Studies have also demonstrated rather low completion rates for community-based harmful sexual behavior treatment, ranging from 13% to 63% (Carpentier 2006, Barry et al 2017, Jenkins et al 2020, Shields 2020). This provides indirect evidence for the need for parental engagement, given the inherent dependence that children have on their parents and caregivers. Without parental cooperation in the form of consent, scheduling, transportation, and payment, most children cannot access professional services of any type. Parents often control access to supportive peers and adults. They are responsible for day-to-day supervision, enforcement of rules and boundaries, and emotional regulation. Parental attitudes, demeanor, and actions can be either retraumatizing or reassuring. If parents are aware of what the child is working on with a therapist, and especially if they are participating as well, parents can reinforce the lessons at home. Their encouragement can help children persist through the unpleasant processes that are necessary for healing and progress. For better or for worse, by their presence or their absence, parents have an enduring impact on their children.
However, as important as parental support is, for both harmed and harming children, sibling sexual trauma brings significant barriers to parents to provide that support. (Welfare 2008, Ward 2023, Westergren et al 2023) Maintaining emotional and physical safety, creating an environment that promotes healing for children who have been harmed, and supporting their other child to overcome problematic sexual behavior is simply not simultaneously possible all the time.

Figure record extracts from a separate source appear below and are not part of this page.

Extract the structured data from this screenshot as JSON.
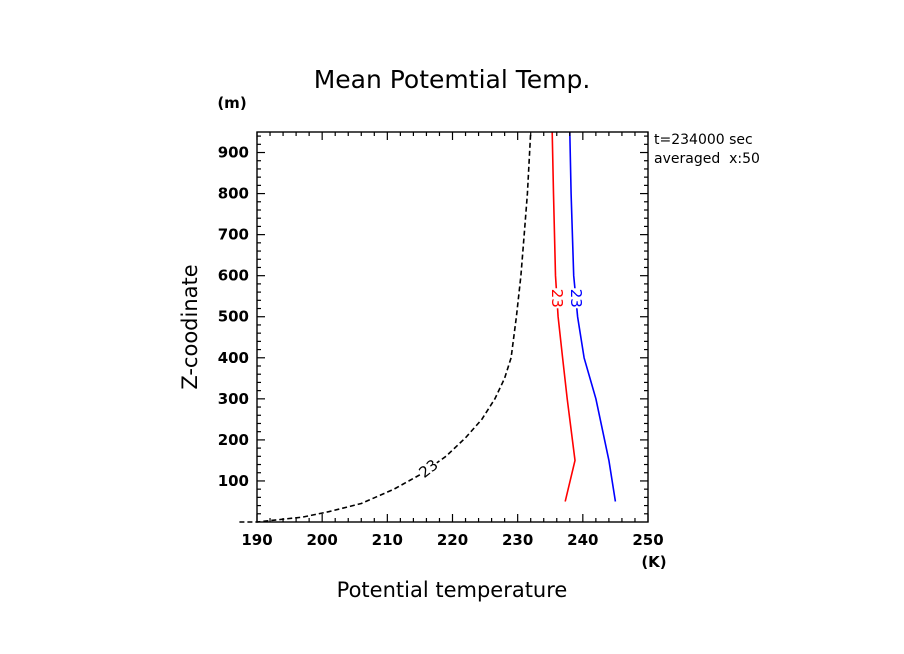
{
  "chart_data": {
    "type": "line",
    "title": "Mean Potemtial Temp.",
    "xlabel": "Potential temperature",
    "ylabel": "Z-coodinate",
    "x_unit": "(K)",
    "y_unit": "(m)",
    "xlim": [
      190,
      250
    ],
    "ylim": [
      0,
      950
    ],
    "x_ticks": [
      190,
      200,
      210,
      220,
      230,
      240,
      250
    ],
    "y_ticks": [
      100,
      200,
      300,
      400,
      500,
      600,
      700,
      800,
      900
    ],
    "grid": false,
    "annotations": [
      "t=234000 sec",
      "averaged  x:50"
    ],
    "series": [
      {
        "color": "#000000",
        "style": "dashed",
        "label": "23",
        "x": [
          187.3,
          190,
          193,
          197,
          201,
          206,
          211,
          215,
          219,
          222,
          224.5,
          226.5,
          228,
          229,
          229.8,
          230.5,
          231,
          231.5,
          232
        ],
        "y": [
          0,
          0,
          5,
          12,
          25,
          45,
          80,
          115,
          160,
          205,
          250,
          300,
          350,
          400,
          500,
          600,
          700,
          800,
          950
        ]
      },
      {
        "color": "#ff0000",
        "style": "solid",
        "label": "23",
        "x": [
          237.3,
          238.8,
          237.6,
          236.9,
          236.2,
          235.8,
          235.5,
          235.3
        ],
        "y": [
          50,
          150,
          300,
          400,
          500,
          600,
          800,
          950
        ]
      },
      {
        "color": "#0000ff",
        "style": "solid",
        "label": "23",
        "x": [
          245,
          244,
          242,
          240.2,
          239.2,
          238.6,
          238.2,
          238
        ],
        "y": [
          50,
          150,
          300,
          400,
          500,
          600,
          800,
          950
        ]
      }
    ]
  }
}
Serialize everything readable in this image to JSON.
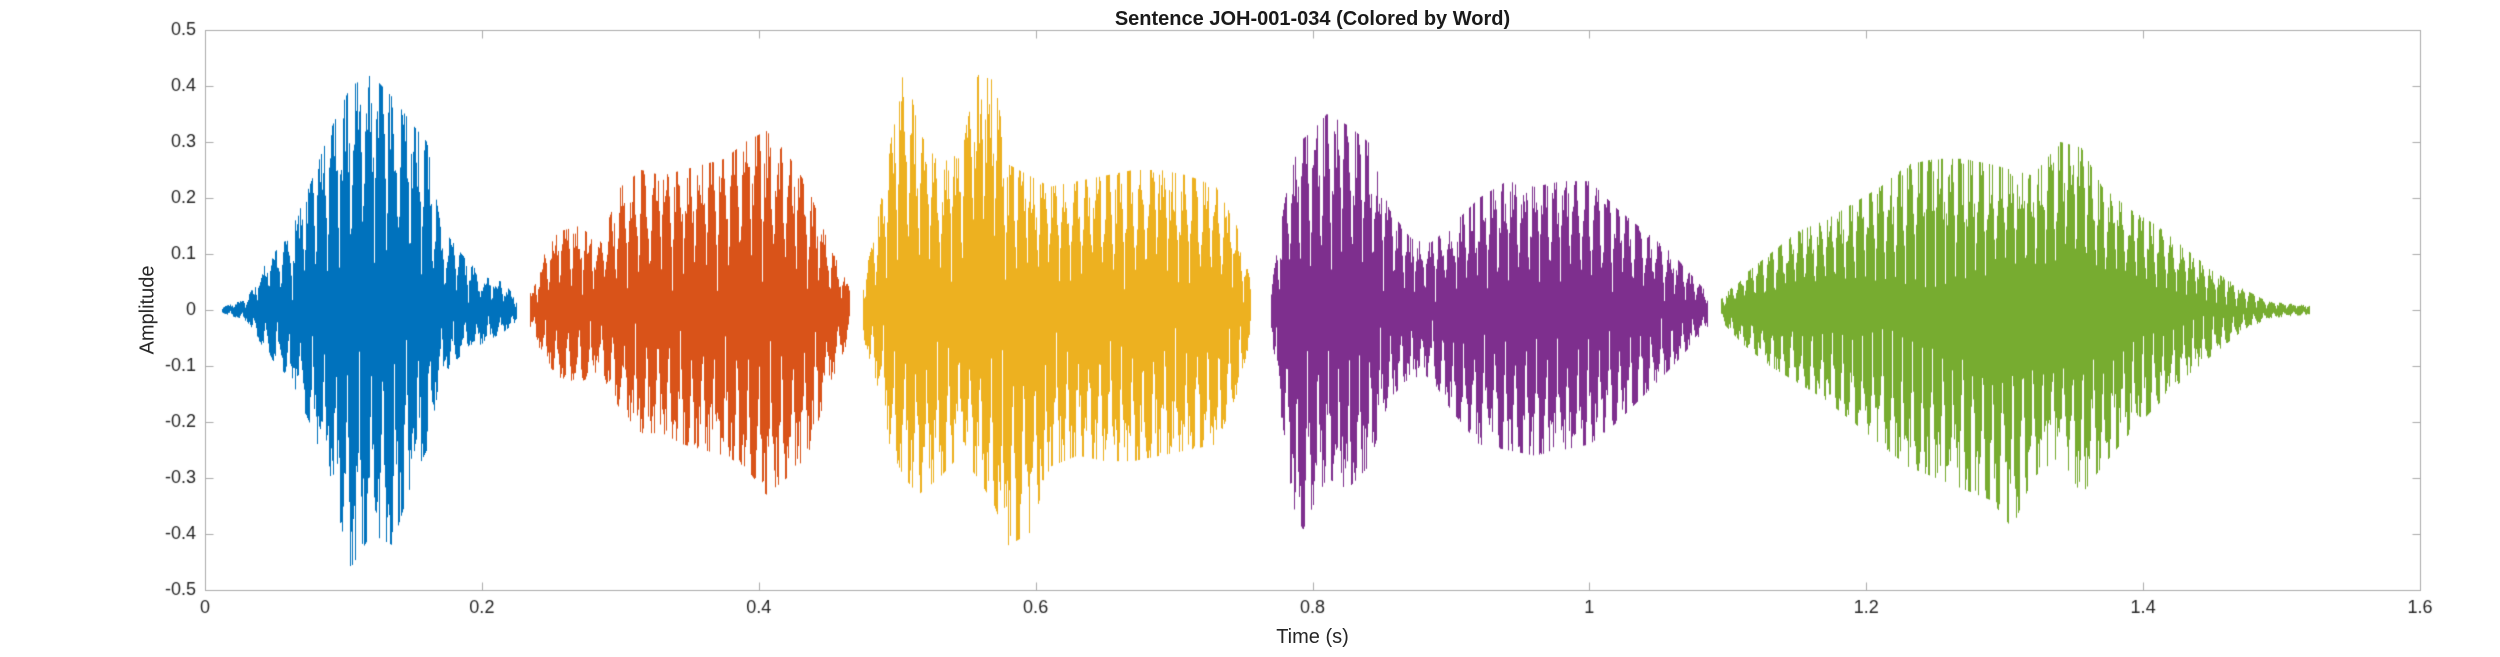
{
  "chart_data": {
    "type": "line",
    "subtype": "audio-waveform",
    "title": "Sentence JOH-001-034 (Colored by Word)",
    "xlabel": "Time (s)",
    "ylabel": "Amplitude",
    "xlim": [
      0,
      1.6
    ],
    "ylim": [
      -0.5,
      0.5
    ],
    "grid": false,
    "legend": "none",
    "xticks": [
      {
        "v": 0,
        "label": "0"
      },
      {
        "v": 0.2,
        "label": "0.2"
      },
      {
        "v": 0.4,
        "label": "0.4"
      },
      {
        "v": 0.6,
        "label": "0.6"
      },
      {
        "v": 0.8,
        "label": "0.8"
      },
      {
        "v": 1,
        "label": "1"
      },
      {
        "v": 1.2,
        "label": "1.2"
      },
      {
        "v": 1.4,
        "label": "1.4"
      },
      {
        "v": 1.6,
        "label": "1.6"
      }
    ],
    "yticks": [
      {
        "v": -0.5,
        "label": "-0.5"
      },
      {
        "v": -0.4,
        "label": "-0.4"
      },
      {
        "v": -0.3,
        "label": "-0.3"
      },
      {
        "v": -0.2,
        "label": "-0.2"
      },
      {
        "v": -0.1,
        "label": "-0.1"
      },
      {
        "v": 0,
        "label": "0"
      },
      {
        "v": 0.1,
        "label": "0.1"
      },
      {
        "v": 0.2,
        "label": "0.2"
      },
      {
        "v": 0.3,
        "label": "0.3"
      },
      {
        "v": 0.4,
        "label": "0.4"
      },
      {
        "v": 0.5,
        "label": "0.5"
      }
    ],
    "segments": [
      {
        "word_index": 1,
        "color": "#0072BD",
        "t_start": 0.012,
        "t_end": 0.225,
        "peak_pos": 0.42,
        "peak_neg": -0.46,
        "envelope": [
          [
            0.012,
            0.005,
            0.005
          ],
          [
            0.03,
            0.02,
            0.02
          ],
          [
            0.045,
            0.09,
            0.08
          ],
          [
            0.06,
            0.13,
            0.12
          ],
          [
            0.075,
            0.22,
            0.2
          ],
          [
            0.09,
            0.32,
            0.3
          ],
          [
            0.105,
            0.4,
            0.46
          ],
          [
            0.12,
            0.42,
            0.4
          ],
          [
            0.135,
            0.38,
            0.42
          ],
          [
            0.15,
            0.33,
            0.3
          ],
          [
            0.16,
            0.3,
            0.25
          ],
          [
            0.17,
            0.15,
            0.12
          ],
          [
            0.185,
            0.1,
            0.08
          ],
          [
            0.2,
            0.06,
            0.06
          ],
          [
            0.215,
            0.05,
            0.04
          ],
          [
            0.225,
            0.02,
            0.02
          ]
        ]
      },
      {
        "word_index": 2,
        "color": "#D95319",
        "t_start": 0.235,
        "t_end": 0.465,
        "peak_pos": 0.32,
        "peak_neg": -0.33,
        "envelope": [
          [
            0.235,
            0.03,
            0.03
          ],
          [
            0.245,
            0.1,
            0.09
          ],
          [
            0.255,
            0.14,
            0.12
          ],
          [
            0.27,
            0.15,
            0.13
          ],
          [
            0.285,
            0.12,
            0.11
          ],
          [
            0.3,
            0.22,
            0.18
          ],
          [
            0.315,
            0.25,
            0.22
          ],
          [
            0.33,
            0.24,
            0.22
          ],
          [
            0.345,
            0.25,
            0.24
          ],
          [
            0.36,
            0.26,
            0.25
          ],
          [
            0.375,
            0.27,
            0.26
          ],
          [
            0.39,
            0.3,
            0.28
          ],
          [
            0.405,
            0.32,
            0.33
          ],
          [
            0.42,
            0.28,
            0.3
          ],
          [
            0.435,
            0.22,
            0.26
          ],
          [
            0.45,
            0.12,
            0.14
          ],
          [
            0.465,
            0.04,
            0.05
          ]
        ]
      },
      {
        "word_index": 3,
        "color": "#EDB120",
        "t_start": 0.475,
        "t_end": 0.755,
        "peak_pos": 0.45,
        "peak_neg": -0.42,
        "envelope": [
          [
            0.475,
            0.05,
            0.05
          ],
          [
            0.485,
            0.15,
            0.13
          ],
          [
            0.495,
            0.3,
            0.25
          ],
          [
            0.505,
            0.45,
            0.3
          ],
          [
            0.515,
            0.32,
            0.33
          ],
          [
            0.53,
            0.26,
            0.3
          ],
          [
            0.545,
            0.28,
            0.26
          ],
          [
            0.558,
            0.42,
            0.3
          ],
          [
            0.57,
            0.41,
            0.35
          ],
          [
            0.58,
            0.26,
            0.42
          ],
          [
            0.595,
            0.24,
            0.4
          ],
          [
            0.61,
            0.22,
            0.28
          ],
          [
            0.63,
            0.23,
            0.26
          ],
          [
            0.65,
            0.24,
            0.27
          ],
          [
            0.67,
            0.25,
            0.27
          ],
          [
            0.69,
            0.25,
            0.26
          ],
          [
            0.71,
            0.24,
            0.25
          ],
          [
            0.73,
            0.22,
            0.24
          ],
          [
            0.745,
            0.15,
            0.15
          ],
          [
            0.755,
            0.05,
            0.05
          ]
        ]
      },
      {
        "word_index": 4,
        "color": "#7E2F8E",
        "t_start": 0.77,
        "t_end": 1.085,
        "peak_pos": 0.35,
        "peak_neg": -0.41,
        "envelope": [
          [
            0.77,
            0.04,
            0.04
          ],
          [
            0.78,
            0.2,
            0.25
          ],
          [
            0.79,
            0.3,
            0.41
          ],
          [
            0.8,
            0.32,
            0.35
          ],
          [
            0.81,
            0.35,
            0.3
          ],
          [
            0.825,
            0.33,
            0.32
          ],
          [
            0.84,
            0.3,
            0.28
          ],
          [
            0.855,
            0.18,
            0.16
          ],
          [
            0.87,
            0.13,
            0.12
          ],
          [
            0.885,
            0.12,
            0.12
          ],
          [
            0.9,
            0.15,
            0.18
          ],
          [
            0.92,
            0.2,
            0.24
          ],
          [
            0.94,
            0.23,
            0.25
          ],
          [
            0.96,
            0.22,
            0.26
          ],
          [
            0.98,
            0.23,
            0.25
          ],
          [
            1.0,
            0.23,
            0.24
          ],
          [
            1.02,
            0.18,
            0.2
          ],
          [
            1.04,
            0.14,
            0.15
          ],
          [
            1.06,
            0.1,
            0.1
          ],
          [
            1.085,
            0.03,
            0.03
          ]
        ]
      },
      {
        "word_index": 5,
        "color": "#77AC30",
        "t_start": 1.095,
        "t_end": 1.52,
        "peak_pos": 0.3,
        "peak_neg": -0.39,
        "envelope": [
          [
            1.095,
            0.02,
            0.02
          ],
          [
            1.11,
            0.06,
            0.06
          ],
          [
            1.13,
            0.1,
            0.1
          ],
          [
            1.15,
            0.14,
            0.13
          ],
          [
            1.17,
            0.16,
            0.16
          ],
          [
            1.19,
            0.19,
            0.2
          ],
          [
            1.21,
            0.22,
            0.24
          ],
          [
            1.23,
            0.26,
            0.28
          ],
          [
            1.25,
            0.27,
            0.3
          ],
          [
            1.27,
            0.27,
            0.32
          ],
          [
            1.29,
            0.26,
            0.34
          ],
          [
            1.305,
            0.25,
            0.39
          ],
          [
            1.32,
            0.24,
            0.3
          ],
          [
            1.34,
            0.3,
            0.26
          ],
          [
            1.355,
            0.29,
            0.33
          ],
          [
            1.37,
            0.22,
            0.28
          ],
          [
            1.39,
            0.18,
            0.22
          ],
          [
            1.41,
            0.15,
            0.17
          ],
          [
            1.43,
            0.11,
            0.12
          ],
          [
            1.45,
            0.07,
            0.08
          ],
          [
            1.47,
            0.04,
            0.04
          ],
          [
            1.49,
            0.015,
            0.015
          ],
          [
            1.52,
            0.008,
            0.008
          ]
        ]
      }
    ],
    "style": {
      "axis_line_color": "#ababab",
      "tick_label_color": "#262626",
      "title_color": "#1a1a1a",
      "background": "#ffffff"
    }
  }
}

The core dilemma presented by at least two children with intense yet conflicting needs is what makes sibling sexual trauma so unique and challenging. Although it can be sidestepped in literature focused on one child or the other, this is an ever-present conundrum for parents, who must face it in the midst of their own trauma and grief (Welfare 2008, Lafleur 2009, Westergren et al 2023, Lewin et al 2024).
With parental support of children being so important, yet extremely difficult to carry out, it is vital to include parents in their children’s safety and recovery plans (Harris, Lanni, Svendsen 2023), and to find ways to support and guide parents through the traumatic aftermath of sibling sexual harm and abuse.